Objective: To determine nasopharyngeal colonization rates of two vaccine preventable bacterial pathogens Hemophilus influenzae type b (Hib), and Streptococcus pneumoniae (Pneumococcus), antibiotic susceptibility of isolates, factors associated with their colonization, and immunization history in a cohort of HIV infected children.
Methods: The authors conducted a cross-sectional nasopharyngeal swab survey of 151 children affected with HIV presenting for routine outpatient care in West Bengal, India.
Results: 151 HIV affected children were enrolled.
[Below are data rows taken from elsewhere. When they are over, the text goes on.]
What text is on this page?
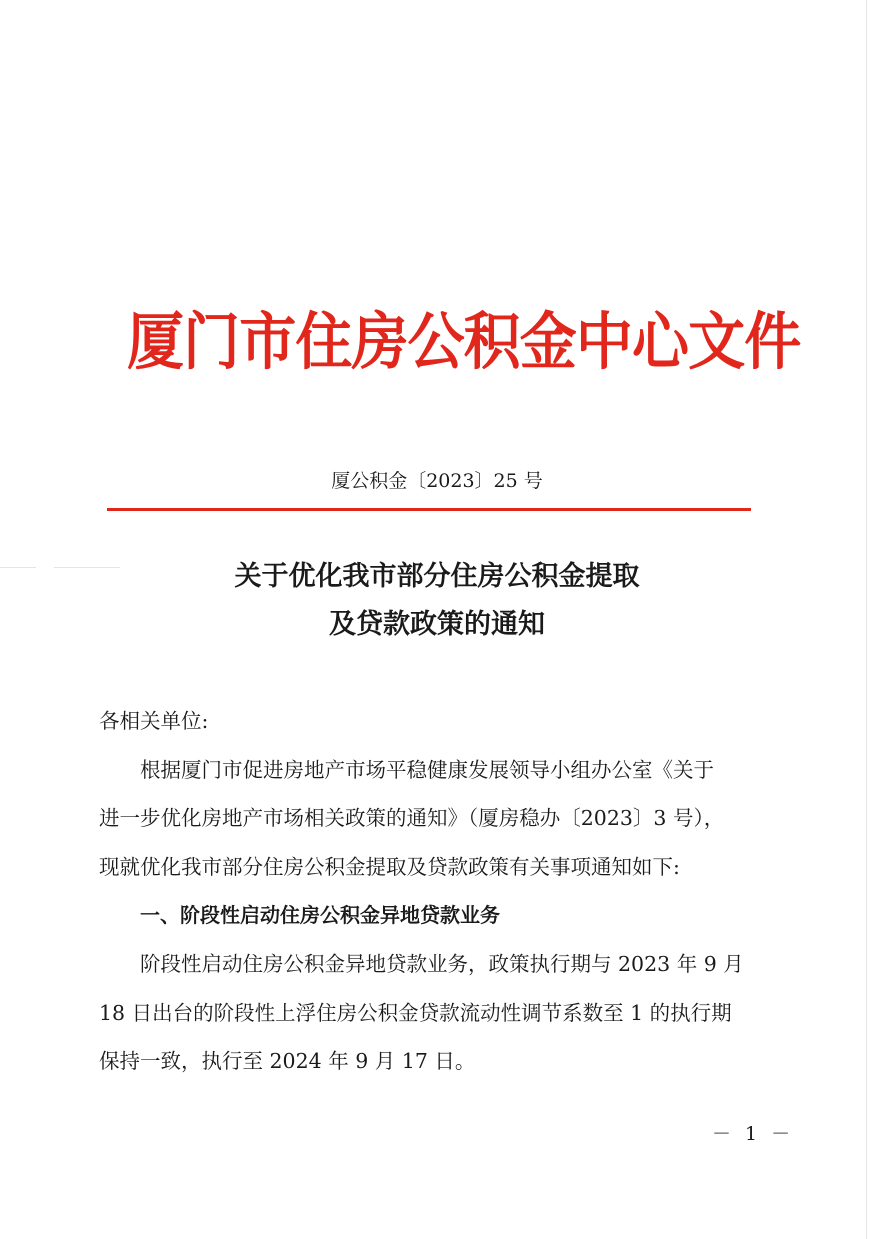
厦门市住房公积金中心文件
厦公积金〔2023〕25 号
关于优化我市部分住房公积金提取
及贷款政策的通知

各相关单位:

根据厦门市促进房地产市场平稳健康发展领导小组办公室《关于

进一步优化房地产市场相关政策的通知》（厦房稳办〔2023〕3 号），

现就优化我市部分住房公积金提取及贷款政策有关事项通知如下:

一、阶段性启动住房公积金异地贷款业务

阶段性启动住房公积金异地贷款业务，政策执行期与 2023 年 9 月

18 日出台的阶段性上浮住房公积金贷款流动性调节系数至 1 的执行期

保持一致，执行至 2024 年 9 月 17 日。

－ 1 －
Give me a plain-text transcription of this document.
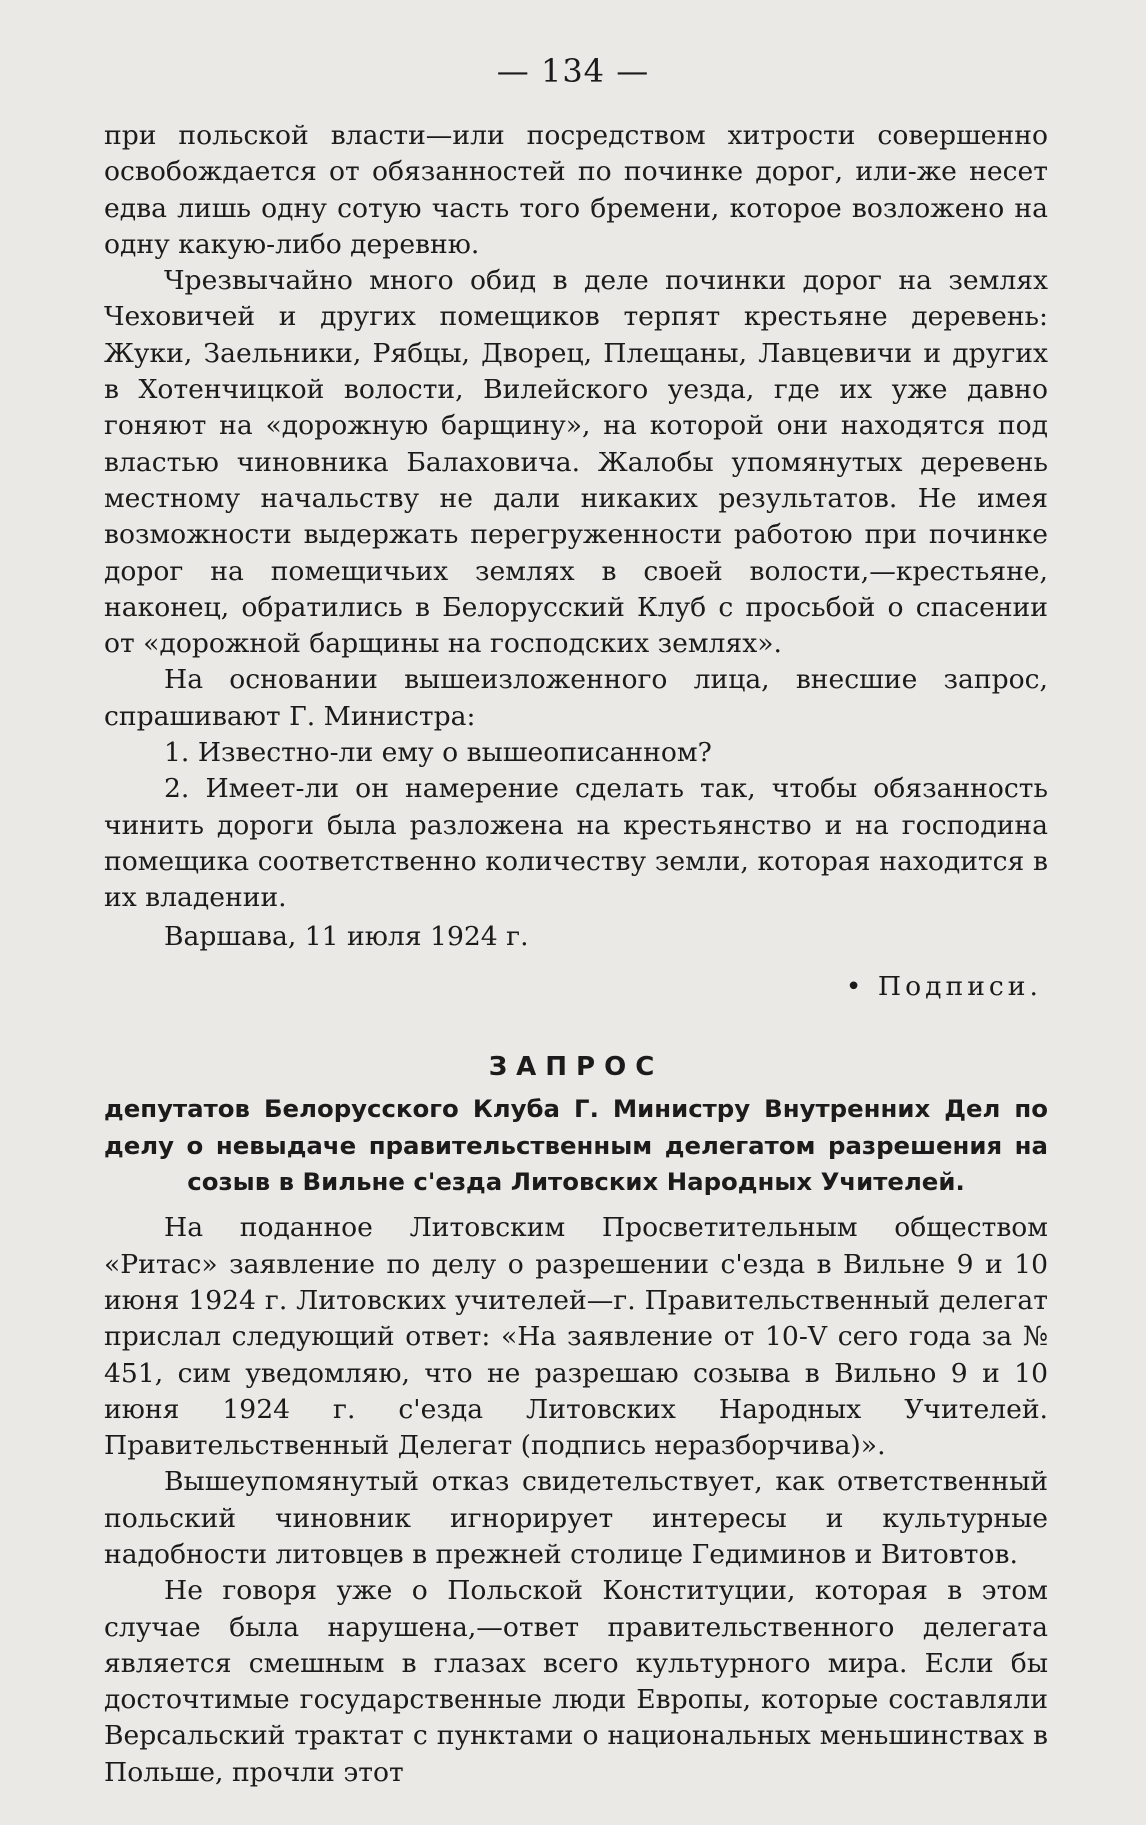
— 134 —

при польской власти—или посредством хитрости совершенно освобождается от обязанностей по починке дорог, или-же несет едва лишь одну сотую часть того бремени, которое возложено на одну какую-либо деревню.

Чрезвычайно много обид в деле починки дорог на землях Чеховичей и других помещиков терпят крестьяне деревень: Жуки, Заельники, Рябцы, Дворец, Плещаны, Лавцевичи и других в Хотенчицкой волости, Вилейского уезда, где их уже давно гоняют на «дорожную барщину», на которой они находятся под властью чиновника Балаховича. Жалобы упомянутых деревень местному начальству не дали никаких результатов. Не имея возможности выдержать перегруженности работою при починке дорог на помещичьих землях в своей волости,—крестьяне, наконец, обратились в Белорусский Клуб с просьбой о спасении от «дорожной барщины на господских землях».

На основании вышеизложенного лица, внесшие запрос, спрашивают Г. Министра:

1. Известно-ли ему о вышеописанном?

2. Имеет-ли он намерение сделать так, чтобы обязанность чинить дороги была разложена на крестьянство и на господина помещика соответственно количеству земли, которая находится в их владении.

Варшава, 11 июля 1924 г.

• Подписи.

ЗАПРОС

депутатов Белорусского Клуба Г. Министру Внутренних Дел по делу о невыдаче правительственным делегатом разрешения на созыв в Вильне с'езда Литовских Народных Учителей.

На поданное Литовским Просветительным обществом «Ритас» заявление по делу о разрешении с'езда в Вильне 9 и 10 июня 1924 г. Литовских учителей—г. Правительственный делегат прислал следующий ответ: «На заявление от 10-V сего года за № 451, сим уведомляю, что не разрешаю созыва в Вильно 9 и 10 июня 1924 г. с'езда Литовских Народных Учителей. Правительственный Делегат (подпись неразборчива)».

Вышеупомянутый отказ свидетельствует, как ответственный польский чиновник игнорирует интересы и культурные надобности литовцев в прежней столице Гедиминов и Витовтов.

Не говоря уже о Польской Конституции, которая в этом случае была нарушена,—ответ правительственного делегата является смешным в глазах всего культурного мира. Если бы досточтимые государственные люди Европы, которые составляли Версальский трактат с пунктами о национальных меньшинствах в Польше, прочли этот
The median age was 6, 148/151 children were HIV positive, 65% had moderate to severe malnutrition, 53% were moderately to severely immunosuppressed, 17% were on antiretroviral therapy (ART), 90% were on cotrimoxazole prophylaxis (TMP/SMX). None had received the pneumococcal or Hib conjugate vaccines. Hib prevalence was 13% and pneumococcal prevalence was 28%. Children with normal or moderate immune suppression had high rates of colonization compared to those with severe immunosuppression (71% Hib, 61% pneumococcus). Hib and pneumococcal isolates had high rates of resistance to tested antibiotics including TMP/SMX and third generation cephalosporins. Neither ART nor TMP/SMX prevented colonization. Children colonized with multidrug resistant isolates had high rates of exposure to TMP/SMX.
Conclusions: HIV infection, late access to ART, high rates of colonization to resistant organisms and lack of access to vaccines makes this population vulnerable to invasive disease from Hib and pneumococcus.